TIGARD, Ore. — The governing board of the state's public pension system Friday lowered the rate of assumed earnings on the state's pension fund.
The board adopted to assume a 7.2 percent rate of return on the state's investments of the Public Employees Retirement Fund. The rate is currently 7.5 percent.
That decision doesn't affect how much the state actually earns on its investments, which are overseen by the state's investment council.
But the change is projected to increase the system's unfunded actuarial liability, the amount by which the system's obligations exceed its assets.
Using the new rate, the state's actuary will calculate a new unfunded actuarial liability, a figure that will be revealed later this year. The new rate is expected to increase the unfunded liability — at most recent valuation $21.8 billion — by about $2 billion.
The decision is also expected to increase the amount of money that individual public employers must dedicate to paying for employees' pension benefits as a share of payroll.
In a defined-benefit plan such as the one Oregon provides to its employees, employers have to make up the difference between what employees are guaranteed and what the state's investments are able to return.
Local budget managers are bracing for the effects of the change.
While the decision may appear abstract, for school districts, where personnel costs can make up roughly 80 percent of annual budgets, the effects are real.
Nearly every year since 2008, Eastern Oregon's Umatilla School District has had to make cuts, in part because of increased pension costs, according to Superintendent Heidi Sipe.
Sipe said the increases have been higher than additional funds from the state can cover.

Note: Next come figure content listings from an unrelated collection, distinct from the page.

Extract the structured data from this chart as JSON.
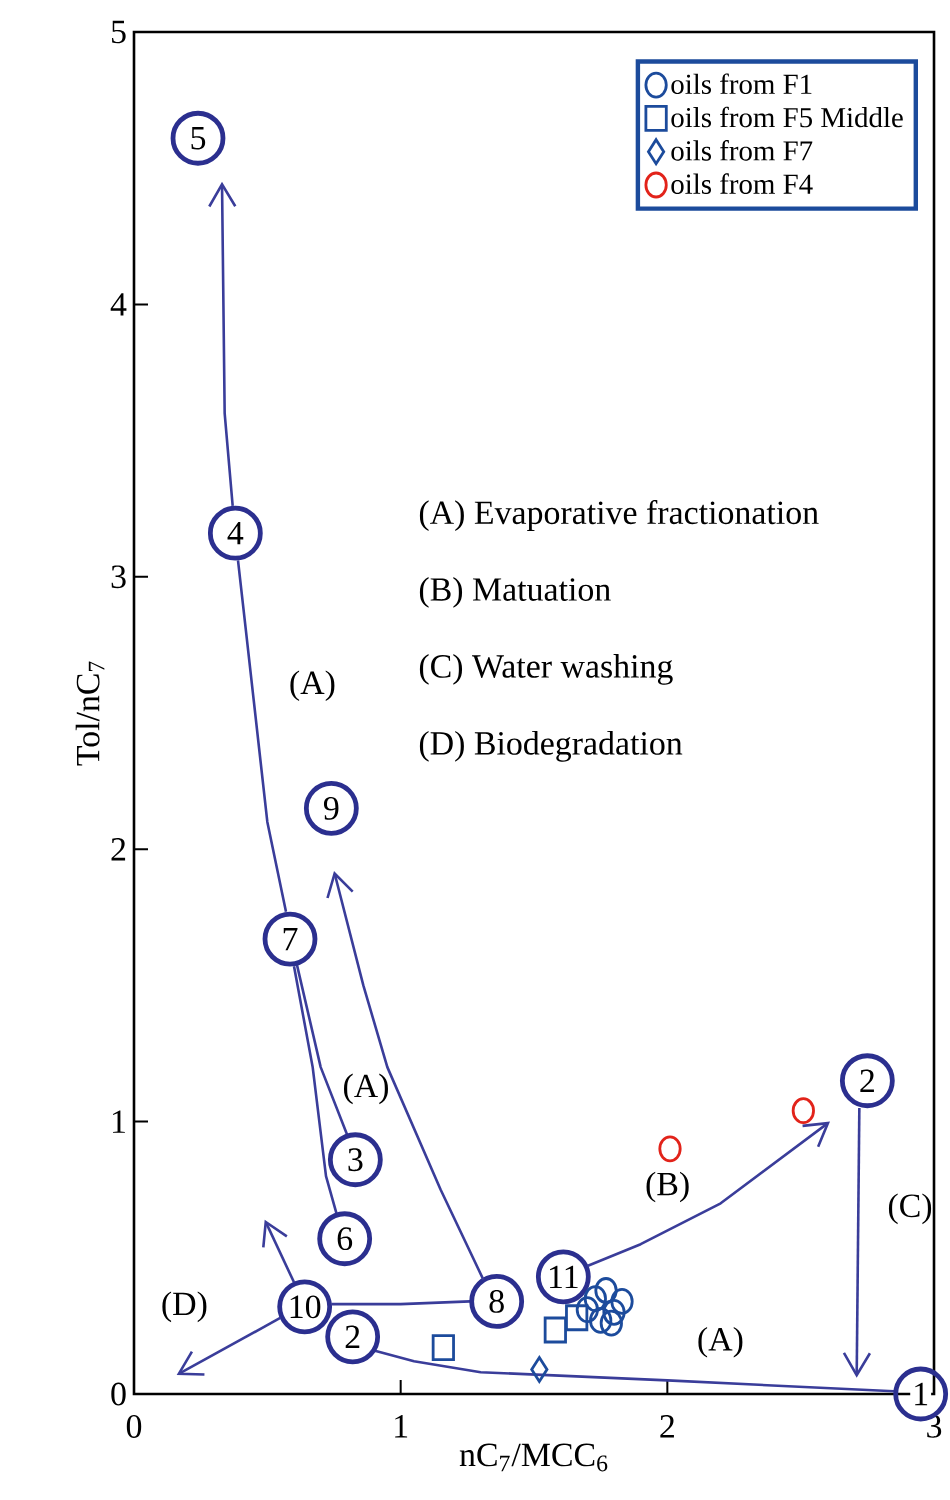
{
  "chart_data": {
    "type": "scatter",
    "xlabel": "nC$_{7}$/MCC$_{6}$",
    "ylabel": "Tol/nC$_{7}$",
    "xlim": [
      0,
      3
    ],
    "ylim": [
      0,
      5
    ],
    "xticks": [
      0,
      1,
      2,
      3
    ],
    "yticks": [
      0,
      1,
      2,
      3,
      4,
      5
    ],
    "legend": "top right",
    "series": [
      {
        "type": "line",
        "color": "#3a3d9a",
        "x": [
          0.57,
          0.5,
          0.42,
          0.39
        ],
        "values": [
          1.77,
          2.1,
          2.8,
          3.06
        ]
      },
      {
        "type": "line",
        "color": "#3a3d9a",
        "x": [
          0.61,
          0.7,
          0.8
        ],
        "values": [
          1.58,
          1.2,
          0.95
        ]
      },
      {
        "type": "line",
        "color": "#3a3d9a",
        "x": [
          0.6,
          0.67,
          0.72,
          0.76
        ],
        "values": [
          1.57,
          1.2,
          0.8,
          0.66
        ]
      },
      {
        "type": "line",
        "color": "#3a3d9a",
        "x": [
          0.74,
          1.0,
          1.26
        ],
        "values": [
          0.33,
          0.33,
          0.34
        ]
      },
      {
        "type": "line",
        "color": "#3a3d9a",
        "x": [
          2.85,
          2.0,
          1.3,
          1.05,
          0.9
        ],
        "values": [
          0.01,
          0.05,
          0.08,
          0.12,
          0.16
        ]
      },
      {
        "marker": "circle",
        "color": "#2b2f8f",
        "x": [
          0.24,
          0.38,
          0.74,
          0.585,
          0.83,
          0.79,
          0.64,
          0.82,
          1.36,
          1.61,
          2.95,
          2.75
        ],
        "values": [
          4.61,
          3.16,
          2.15,
          1.67,
          0.86,
          0.57,
          0.32,
          0.21,
          0.34,
          0.43,
          0.0,
          1.15
        ]
      },
      {
        "marker": "circle",
        "name": "oils from F1",
        "color": "#1c4b9c",
        "x": [
          1.7,
          1.73,
          1.75,
          1.77,
          1.8,
          1.83,
          1.79
        ],
        "values": [
          0.31,
          0.35,
          0.27,
          0.38,
          0.3,
          0.34,
          0.26
        ]
      },
      {
        "marker": "square",
        "name": "oils from F5 Middle",
        "color": "#1c4b9c",
        "x": [
          1.16,
          1.58,
          1.66
        ],
        "values": [
          0.17,
          0.235,
          0.28
        ]
      },
      {
        "marker": "diamond",
        "name": "oils from F7",
        "color": "#1c4b9c",
        "x": [
          1.52
        ],
        "values": [
          0.09
        ]
      },
      {
        "marker": "circle",
        "name": "oils from F4",
        "color": "#e2231a",
        "x": [
          2.01,
          2.51
        ],
        "values": [
          0.9,
          1.04
        ]
      }
    ],
    "annotations": [
      {
        "text": "5",
        "x": 0.24,
        "y": 4.61
      },
      {
        "text": "4",
        "x": 0.38,
        "y": 3.16
      },
      {
        "text": "9",
        "x": 0.74,
        "y": 2.15
      },
      {
        "text": "7",
        "x": 0.585,
        "y": 1.67
      },
      {
        "text": "3",
        "x": 0.83,
        "y": 0.86
      },
      {
        "text": "6",
        "x": 0.79,
        "y": 0.57
      },
      {
        "text": "10",
        "x": 0.64,
        "y": 0.32
      },
      {
        "text": "2",
        "x": 0.82,
        "y": 0.21
      },
      {
        "text": "8",
        "x": 1.36,
        "y": 0.34
      },
      {
        "text": "11",
        "x": 1.61,
        "y": 0.43
      },
      {
        "text": "1",
        "x": 2.95,
        "y": 0.0
      },
      {
        "text": "2",
        "x": 2.75,
        "y": 1.15
      },
      "(A)",
      "(A)",
      "(A)",
      "(B)",
      "(C)",
      "(D)",
      "(A) Evaporative fractionation",
      "(B) Matuation",
      "(C) Water washing",
      "(D) Biodegradation"
    ]
  }
}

"Over the past 10 years, we've modified our textbook adoption processes, limited our supply budgets, enacted energy saving procedures, limited staff increases, cut paid days and had pay freezes," Sipe wrote in an email last week. "If we cannot get funding to adequately address the PERS increases from the state, I see those same strategies again at play in our future which is concerning for our students."
The rate decision has been monitored with interest, especially by those advocating for reforms to the state's pension system.
A Brighter Oregon, a coalition of state businesses that angled for spending reforms during the recently concluded legislative session, is one such observer.
"A more realistic assumption is an important first step toward unmasking the severity of the problem these rising PERS costs create for our state, schools and local governments," said Pat McCormick, spokesman for the group, "and ultimately for Oregon taxpayers left holding the bill for the pension system's growing unfunded liability."
House Minority Leader Mike McLane, R-Powell Butte, said in a statement Friday that the vote "should serve as a sobering moment for our state's political leaders."
Earlier this week, a group appointed by Oregon Gov. Kate Brown, a Democrat, to find ways to leverage state assets to chip away at the unfunded liability, held their first meeting. It has been charged with finding a way to shave $5 billion from the unfunded liability and are reviewing the state's assets.
Lawmakers can't reduce benefits already earned, per a 2015 Oregon Supreme Court decision.
Some lawmakers, including many Republicans, propose modifying public employee benefits going forward as a way to cut down on the system's costs.